- Occupation of Ningbo: Part of Taiping Rebellion (Eastern Expedition)
| Date | December 9, 1861 – May 10, 1862 |
| Location | Ningbo, Zhejiang, China |
| Result | Initial Taiping victory Capture of Ningbo; Eventual Qing victory Recapture of Ningbo; |

Belligerents
- Qing dynasty France United Kingdom: Taiping Heavenly Kingdom

Commanders and leaders
- Roderick Dew;: Huang Chengzhong; Fan Youzeng;

Strength

= Occupation of Ningbo =

1861–1862 occupation by the Taiping Heavenly Kingdom

The Occupation of Ningbo was the five-month period in 1861 and 1862 during which the Taiping Heavenly Kingdom successfully occupied the city of Ningbo during the Taiping Rebellion. British and French support eventually allowed the Qing to retake the city.

==Fall of Ningbo==
In December 1861, the Taiping, having already controlled the hinterlands of Zhejiang for many months, began marching on Ningbo under the command of Huang Chengzhong and Fan Youzeng. When the Taiping neared the city, they were approached by British, French, and American diplomats who attempted to dissuade them from taking the city. Although Western diplomats had previously been successful in warning off the Taipings, they were ultimately only able to extract promises that foreign interests would not be harmed. On December 9, 1861, 60,000 Taiping stormed Ningbo. Despite the fact that the British had been training the local Qing forces, there was no military opposition to the Taiping's capture Ningbo.

==Occupation of Ningbo==
The capture of Ningbo provided the Taiping with access to the sea and the opportunity to demonstrate that Taiping rule would not harm foreign interests. Initially, foreign reaction to the occupation was positive, even from those who were normally critical of the Taiping, such as Harry Parkes and S. Wells Williams. However, although the Taiping were well-disciplined and took steps conducive to trade, later missives became more negative and the British began to prepare for an eventual retaking of the city by the Qing.

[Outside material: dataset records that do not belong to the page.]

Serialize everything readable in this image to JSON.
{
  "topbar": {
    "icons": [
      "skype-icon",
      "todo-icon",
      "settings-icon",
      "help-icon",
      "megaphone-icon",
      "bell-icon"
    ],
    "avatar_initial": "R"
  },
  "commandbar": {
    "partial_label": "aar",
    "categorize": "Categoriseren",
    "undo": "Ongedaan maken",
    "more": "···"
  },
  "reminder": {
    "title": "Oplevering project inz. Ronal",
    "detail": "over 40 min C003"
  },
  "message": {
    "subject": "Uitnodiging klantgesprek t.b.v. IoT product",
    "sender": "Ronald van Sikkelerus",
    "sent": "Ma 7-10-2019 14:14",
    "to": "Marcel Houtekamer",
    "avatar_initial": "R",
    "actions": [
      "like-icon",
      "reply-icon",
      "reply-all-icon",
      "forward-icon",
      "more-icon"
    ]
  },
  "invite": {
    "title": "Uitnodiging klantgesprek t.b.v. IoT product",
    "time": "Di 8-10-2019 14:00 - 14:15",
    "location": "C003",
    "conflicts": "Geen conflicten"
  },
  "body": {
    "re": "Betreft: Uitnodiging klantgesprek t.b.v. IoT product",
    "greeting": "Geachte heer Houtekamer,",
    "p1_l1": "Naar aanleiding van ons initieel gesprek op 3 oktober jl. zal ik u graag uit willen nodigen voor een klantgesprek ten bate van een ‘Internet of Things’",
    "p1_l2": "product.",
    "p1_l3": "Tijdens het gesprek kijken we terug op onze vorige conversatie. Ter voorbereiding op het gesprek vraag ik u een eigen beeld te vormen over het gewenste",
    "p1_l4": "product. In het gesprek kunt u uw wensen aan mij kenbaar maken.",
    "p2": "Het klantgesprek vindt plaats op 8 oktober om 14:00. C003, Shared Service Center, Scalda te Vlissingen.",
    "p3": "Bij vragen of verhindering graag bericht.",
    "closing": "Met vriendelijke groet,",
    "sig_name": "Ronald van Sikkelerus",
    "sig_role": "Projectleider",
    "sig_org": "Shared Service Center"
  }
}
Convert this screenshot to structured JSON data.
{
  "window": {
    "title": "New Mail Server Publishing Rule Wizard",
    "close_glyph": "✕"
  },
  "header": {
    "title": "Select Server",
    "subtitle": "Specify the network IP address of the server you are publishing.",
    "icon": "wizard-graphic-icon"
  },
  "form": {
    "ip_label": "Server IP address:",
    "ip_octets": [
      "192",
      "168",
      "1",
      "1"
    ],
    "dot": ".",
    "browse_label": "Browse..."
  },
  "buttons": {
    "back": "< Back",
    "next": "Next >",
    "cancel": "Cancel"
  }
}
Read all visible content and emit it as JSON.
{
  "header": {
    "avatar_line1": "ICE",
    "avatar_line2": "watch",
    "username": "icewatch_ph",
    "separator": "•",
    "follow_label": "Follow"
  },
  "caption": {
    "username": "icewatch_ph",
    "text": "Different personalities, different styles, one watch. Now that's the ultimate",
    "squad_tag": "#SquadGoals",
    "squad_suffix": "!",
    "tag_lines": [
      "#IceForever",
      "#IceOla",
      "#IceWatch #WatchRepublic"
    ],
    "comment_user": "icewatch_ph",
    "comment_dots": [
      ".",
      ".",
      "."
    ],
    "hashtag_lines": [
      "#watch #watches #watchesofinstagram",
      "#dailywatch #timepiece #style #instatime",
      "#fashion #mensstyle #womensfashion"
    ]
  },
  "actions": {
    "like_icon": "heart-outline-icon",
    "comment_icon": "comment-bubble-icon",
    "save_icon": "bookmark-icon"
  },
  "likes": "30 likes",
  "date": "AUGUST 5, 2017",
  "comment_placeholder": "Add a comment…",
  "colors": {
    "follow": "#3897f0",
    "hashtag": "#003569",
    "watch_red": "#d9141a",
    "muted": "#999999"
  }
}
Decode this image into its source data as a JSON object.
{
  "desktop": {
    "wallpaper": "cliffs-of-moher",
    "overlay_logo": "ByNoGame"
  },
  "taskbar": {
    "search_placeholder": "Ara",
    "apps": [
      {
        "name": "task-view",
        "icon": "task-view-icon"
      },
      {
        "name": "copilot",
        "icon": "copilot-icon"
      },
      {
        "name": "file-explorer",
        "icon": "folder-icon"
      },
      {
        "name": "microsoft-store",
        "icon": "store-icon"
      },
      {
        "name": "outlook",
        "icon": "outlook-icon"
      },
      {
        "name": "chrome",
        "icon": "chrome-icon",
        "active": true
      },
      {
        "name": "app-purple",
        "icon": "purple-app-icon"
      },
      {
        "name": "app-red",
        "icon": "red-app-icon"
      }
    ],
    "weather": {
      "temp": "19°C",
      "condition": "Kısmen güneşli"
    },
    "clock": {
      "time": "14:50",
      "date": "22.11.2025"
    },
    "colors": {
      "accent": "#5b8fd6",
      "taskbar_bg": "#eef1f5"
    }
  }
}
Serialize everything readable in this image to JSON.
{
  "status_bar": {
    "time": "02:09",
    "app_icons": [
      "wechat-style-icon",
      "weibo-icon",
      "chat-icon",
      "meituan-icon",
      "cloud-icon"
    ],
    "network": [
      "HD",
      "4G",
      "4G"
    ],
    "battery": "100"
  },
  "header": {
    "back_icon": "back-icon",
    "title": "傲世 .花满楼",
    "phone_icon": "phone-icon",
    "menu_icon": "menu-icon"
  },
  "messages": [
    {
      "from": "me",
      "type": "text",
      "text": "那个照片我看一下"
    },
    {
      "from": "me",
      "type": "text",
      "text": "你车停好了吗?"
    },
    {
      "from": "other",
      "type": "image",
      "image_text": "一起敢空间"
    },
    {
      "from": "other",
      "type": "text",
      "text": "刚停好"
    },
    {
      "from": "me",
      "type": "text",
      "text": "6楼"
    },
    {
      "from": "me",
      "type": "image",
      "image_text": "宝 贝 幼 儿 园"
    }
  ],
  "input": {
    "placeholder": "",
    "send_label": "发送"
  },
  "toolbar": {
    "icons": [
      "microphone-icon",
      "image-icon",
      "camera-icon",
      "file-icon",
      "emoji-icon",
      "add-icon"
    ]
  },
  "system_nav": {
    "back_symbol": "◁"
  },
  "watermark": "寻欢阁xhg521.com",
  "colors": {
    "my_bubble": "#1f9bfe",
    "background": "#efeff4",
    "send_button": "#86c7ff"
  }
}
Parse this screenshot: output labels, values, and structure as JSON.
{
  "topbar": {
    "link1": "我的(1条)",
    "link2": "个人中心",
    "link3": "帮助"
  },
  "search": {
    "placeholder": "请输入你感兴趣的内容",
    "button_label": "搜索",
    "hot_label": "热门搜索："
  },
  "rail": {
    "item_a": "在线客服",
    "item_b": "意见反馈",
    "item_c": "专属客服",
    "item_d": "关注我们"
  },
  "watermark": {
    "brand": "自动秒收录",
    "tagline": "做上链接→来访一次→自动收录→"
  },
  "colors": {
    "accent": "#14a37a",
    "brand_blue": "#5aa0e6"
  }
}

Chen Zhengyue, a bagongsheng and member of the wealthiest household in Ying County, developed a plan to retake Ningbo. He convinced the Qing troops to attempt to retake Ningbo, collaborated with foreign armies to organize an allied action, and provided funding for the expedition.

==Retaking Ningbo==
On May 10, 1862, Zheng Afu, the personal servant of Frederick E. B. Harvey, and Apak, a coastal pirate who commanded a fleet of 150 small, armed boats, successfully incited a British attack by firing upon from the Taiping side of the river. This false flag attack killed two British soldiers and caused Roderick Dew, the commander of the Encounter, and the French to begin a full-scale artillery barrage on the Taiping with six gunships. Peasants and pirates then stormed Ningbo. Zheng was personally responsible for directing the torture and summary execution of captives in the aftermath of the operation.

==Aftermath==
After Ningbo was retaken by the Qing, Apak and his pirate fleet began blockading the river and disrupting trade with the city.